Wenn man ein Glücksspiel macht (Biologicals) wäre es halt schön im Voraus zu wissen dass es nur Gewinner gibt.

Deine Anmerkung :

" Was quasi vom Arzt nie kommuniziert wird,das ist die wesentliche Frage,wann setzt man ein Medikament auch mal wieder ab?"

sollte in jedem Wartezimmer angeprangert sein!!!

Ich stand vor einer Fistelspaltung wie mir Infliximab schmackhaft gemacht wurde.
Hätte ich Deine Anmerkung von dem Medikamenten absetzen in meinem Notizblock gehabt wäre meinerseits zumindest die Frage aufgekommen:

Sind bei MC die Fisteln schubbedingt oder können sie jederzeit auftreten?

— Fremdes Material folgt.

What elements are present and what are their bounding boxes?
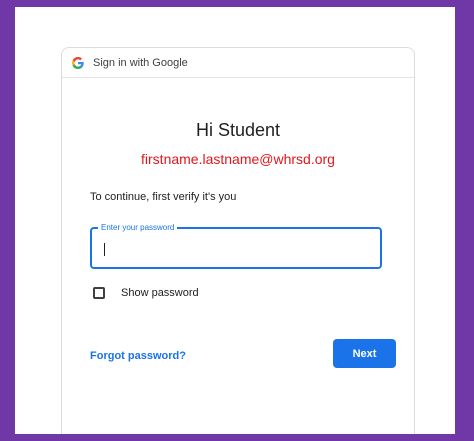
show-password-label[interactable]: Show password [121, 287, 199, 299]
next-button[interactable]: Next [333, 339, 396, 368]
text-caret [104, 243, 105, 256]
account-email[interactable]: firstname.lastname@whrsd.org [62, 151, 414, 167]
signin-card: Sign in with Google Hi Student firstname… [61, 47, 415, 434]
password-field[interactable]: Enter your password [90, 222, 382, 269]
forgot-password-link[interactable]: Forgot password? [90, 350, 186, 362]
show-password-toggle[interactable]: Show password [93, 287, 199, 299]
greeting-title: Hi Student [195, 120, 281, 140]
password-input[interactable] [92, 229, 380, 267]
page-background: Sign in with Google Hi Student firstname… [15, 7, 455, 434]
card-header: Sign in with Google [62, 48, 414, 78]
google-g-icon [72, 56, 84, 69]
show-password-checkbox[interactable] [93, 287, 105, 299]
verify-subtitle: To continue, first verify it's you [90, 191, 237, 203]
header-title: Sign in with Google [93, 56, 188, 69]
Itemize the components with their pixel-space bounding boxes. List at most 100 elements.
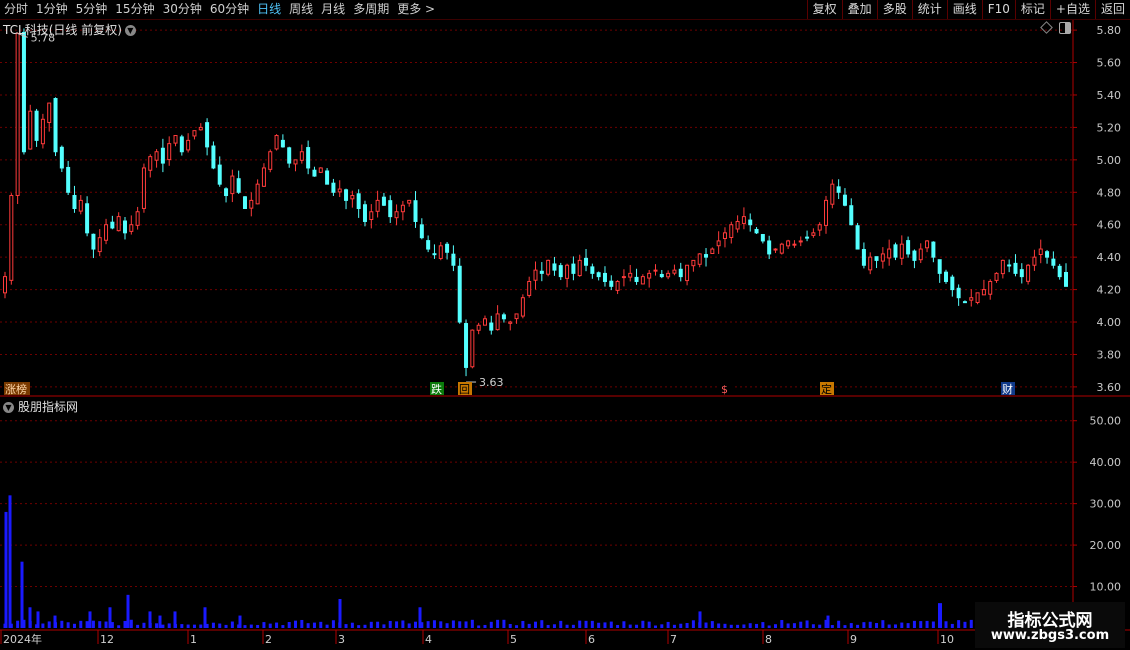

Ich denke davon hängt es ja ab ob man überhaupt in "Remission" kommen kann oder ob man sich darauf einstellen sollte dass das Biological eine Dauermedikation wird.

Nun schön erlaube mir halt ein wenig paradox zu sein und wende mich an Leute die Biologicals abgesetzt haben und bei einem neuen Schub mit Medikamenten der 1. und 2. Stufe durchkamen und es uns schildern könnten,wäre halt ein Lichtblick und könnte die Sorgen die man sich von Biologicals macht lindern, würde echt gut tun vielen Dank im Voraus.